Friday, February 22, 2013
The Taste of Water
The Taste of Water by Franky Dias is a novel that combines folklore with a raunchy narrative and a cast of characters that is endearing.
Replete with fables and mythological tales from India, The Taste of Water is a simple story told with panache that has a page-turning quality to it.
It’s a straightforward narrative of a boy – Victor – growing up from childhood, boyhood and youth to manhood in a southern Indian village.
The author deftly recreates the sights, sounds and smells universal to an Indian village and yet distinct to Uppal.
In many ways, the descriptions of the rural life in The Taste of Water remind us of RK Narayan’s classic Malgudi Days.
The characters of this first novel bring the pages alive. They’re chimerical and yet real.
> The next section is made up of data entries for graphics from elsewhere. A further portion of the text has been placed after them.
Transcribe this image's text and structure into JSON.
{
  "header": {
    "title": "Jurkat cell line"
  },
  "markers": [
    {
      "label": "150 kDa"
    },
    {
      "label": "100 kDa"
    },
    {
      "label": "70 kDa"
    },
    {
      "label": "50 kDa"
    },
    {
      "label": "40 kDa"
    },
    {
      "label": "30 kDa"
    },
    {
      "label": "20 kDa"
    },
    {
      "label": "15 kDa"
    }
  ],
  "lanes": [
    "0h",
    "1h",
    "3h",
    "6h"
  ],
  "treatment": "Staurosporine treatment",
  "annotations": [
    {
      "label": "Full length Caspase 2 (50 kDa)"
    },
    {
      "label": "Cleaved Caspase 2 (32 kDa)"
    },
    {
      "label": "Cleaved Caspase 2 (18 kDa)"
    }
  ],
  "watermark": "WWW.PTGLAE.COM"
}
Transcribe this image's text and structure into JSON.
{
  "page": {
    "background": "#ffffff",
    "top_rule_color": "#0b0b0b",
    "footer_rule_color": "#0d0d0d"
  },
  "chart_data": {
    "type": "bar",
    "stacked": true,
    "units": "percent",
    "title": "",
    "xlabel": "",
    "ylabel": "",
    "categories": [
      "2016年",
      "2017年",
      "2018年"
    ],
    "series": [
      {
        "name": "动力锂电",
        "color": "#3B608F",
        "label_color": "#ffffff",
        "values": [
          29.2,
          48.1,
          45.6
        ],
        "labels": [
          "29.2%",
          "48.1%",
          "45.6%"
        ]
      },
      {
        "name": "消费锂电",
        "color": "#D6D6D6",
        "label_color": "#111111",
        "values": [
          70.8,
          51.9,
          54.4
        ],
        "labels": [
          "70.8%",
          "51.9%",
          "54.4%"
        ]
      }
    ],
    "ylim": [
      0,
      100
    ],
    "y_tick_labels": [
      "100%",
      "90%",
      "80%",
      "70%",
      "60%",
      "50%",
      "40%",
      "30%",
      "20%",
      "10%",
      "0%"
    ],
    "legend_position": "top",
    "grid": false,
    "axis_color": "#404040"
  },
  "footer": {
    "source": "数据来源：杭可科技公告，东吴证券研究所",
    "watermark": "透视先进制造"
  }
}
You can’t help but fall in love with the utterly guileless Alvares Spinsters and revel in their amorous sins, or quietly admire the diabolically cold-hearted Meena Rai.
These are characters that stay with you long after you’ve turned the last page of the book, and there are innumerable others who remind you of people you know, have known or would like to know.
Victor’s weaknesses and flaws – his passionate first romance to his subsequent dalliances – are described in a refreshingly non-judgmental manner.
The author doesn't absolve Victor of the moral turpitude and the inevitable denouement, but he doesn't stand on the pulpit and point an accusatory finger.
These all-too-human foibles in Victor are common and the incidents that led to the breakdown of his marriage and ultimately to a personal catharsis lift the novel from commonplace to masterly.
Another remarkable aspect of the novel is the author’s depth of knowledge of the Indian ethos and his utter conviction in liberal values. The book is imbued in both and but never dominate the narrative except in a couple of instances.
A big thank you to my friend Pankaj Mehra, who gifted this book to me.